I sort of remember when Dick Tracy, the high-profile 1990 movie from Touchstone Studios starring big-wheel Warren Beatty hit the theaters. It was about the same time as Darkman and I for some reason saw previews for one at the screening of the other, but I cannot now remember what the order was. Whatever the case, the brightly colored cinematic effort has a lot of charms hidden among its varied hues.
Not least of those charms are those put on display by an up and coming Madonna, a bonafide superstar singer when this movie hit the screens and who does what to my mind is her best film role as Breathless Mahoney. That she can lock down the role of a sultry seductress seems obvious and she does a great deal with the role with very small dresses.

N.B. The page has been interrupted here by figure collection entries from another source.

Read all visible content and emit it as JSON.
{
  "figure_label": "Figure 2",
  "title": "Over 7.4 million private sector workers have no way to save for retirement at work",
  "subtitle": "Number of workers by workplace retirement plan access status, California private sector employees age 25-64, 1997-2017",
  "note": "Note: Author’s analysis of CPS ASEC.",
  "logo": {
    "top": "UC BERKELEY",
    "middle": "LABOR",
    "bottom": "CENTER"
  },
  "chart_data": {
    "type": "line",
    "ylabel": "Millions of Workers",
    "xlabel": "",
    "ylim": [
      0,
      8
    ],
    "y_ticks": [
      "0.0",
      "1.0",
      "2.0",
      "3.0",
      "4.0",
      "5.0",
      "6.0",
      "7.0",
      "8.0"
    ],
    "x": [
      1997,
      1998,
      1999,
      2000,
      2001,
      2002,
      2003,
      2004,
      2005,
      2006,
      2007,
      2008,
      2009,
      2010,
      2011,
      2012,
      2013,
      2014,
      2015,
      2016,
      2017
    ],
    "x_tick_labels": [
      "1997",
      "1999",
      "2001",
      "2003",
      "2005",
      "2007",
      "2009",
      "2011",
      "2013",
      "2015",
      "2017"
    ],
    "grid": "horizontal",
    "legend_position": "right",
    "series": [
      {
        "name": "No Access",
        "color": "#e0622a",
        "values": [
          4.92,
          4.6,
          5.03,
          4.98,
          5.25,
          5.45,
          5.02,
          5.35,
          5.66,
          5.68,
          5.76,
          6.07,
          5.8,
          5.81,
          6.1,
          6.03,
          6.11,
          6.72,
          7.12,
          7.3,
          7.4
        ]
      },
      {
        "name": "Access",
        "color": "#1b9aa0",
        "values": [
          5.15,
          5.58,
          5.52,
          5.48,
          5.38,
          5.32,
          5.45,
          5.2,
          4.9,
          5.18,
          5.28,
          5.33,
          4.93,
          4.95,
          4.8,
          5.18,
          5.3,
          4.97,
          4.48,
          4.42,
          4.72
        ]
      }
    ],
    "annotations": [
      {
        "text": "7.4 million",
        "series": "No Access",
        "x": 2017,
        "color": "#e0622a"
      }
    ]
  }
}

Her singing is a highlight of the movie too, though I confess I was likely on toxic overload to Madonna when this movie first landed and so reacted to her with less kindness. The years have proven me wrong and she does a pretty good job. Also on hand are a who's who cast with Beatty himself in the title role, Al Pacino as the major baddie Big Boy, Glenne Headley as Tess Trueheart, and guys like Dustin Hoffman, Ed O'Ross, William Forsythe, R.J. Armstrong, and Henry Silva as sundry Tracy baddies. Forsythe as Flattop steals all of his scenes though O'Ross as Itchy is dang good too. I especially liked Mandy Patinkin as 88 Keyes too. Even the kid Charlie Korsmo is pretty good in a role which helps add some dimension to a simple crime drama.
The star of this show though is the production design which does everything it can to blend the four-color world of comics with the deep shadows of film noir to produce a movie which to my eye looks like nothing else ever filmed. And I have to say I enjoy it, the bright colors make the characters pop in a landscape that's supposed to evoke the dreariness of a Depression-era city battling mobsters. We're so used to thinking of this world in black and white, that seeing it in such eye-stinging color really shakes up the expectations. It's a pop-art masterwork!
This is far from a great movie, but it's a darn fine entertainment with lots of really fine actors chewing up brightly colored scenery with abandon. Dick Tracy as played by Beatty often looks bewildered, but he's not lost in this spectacle that is worth the time.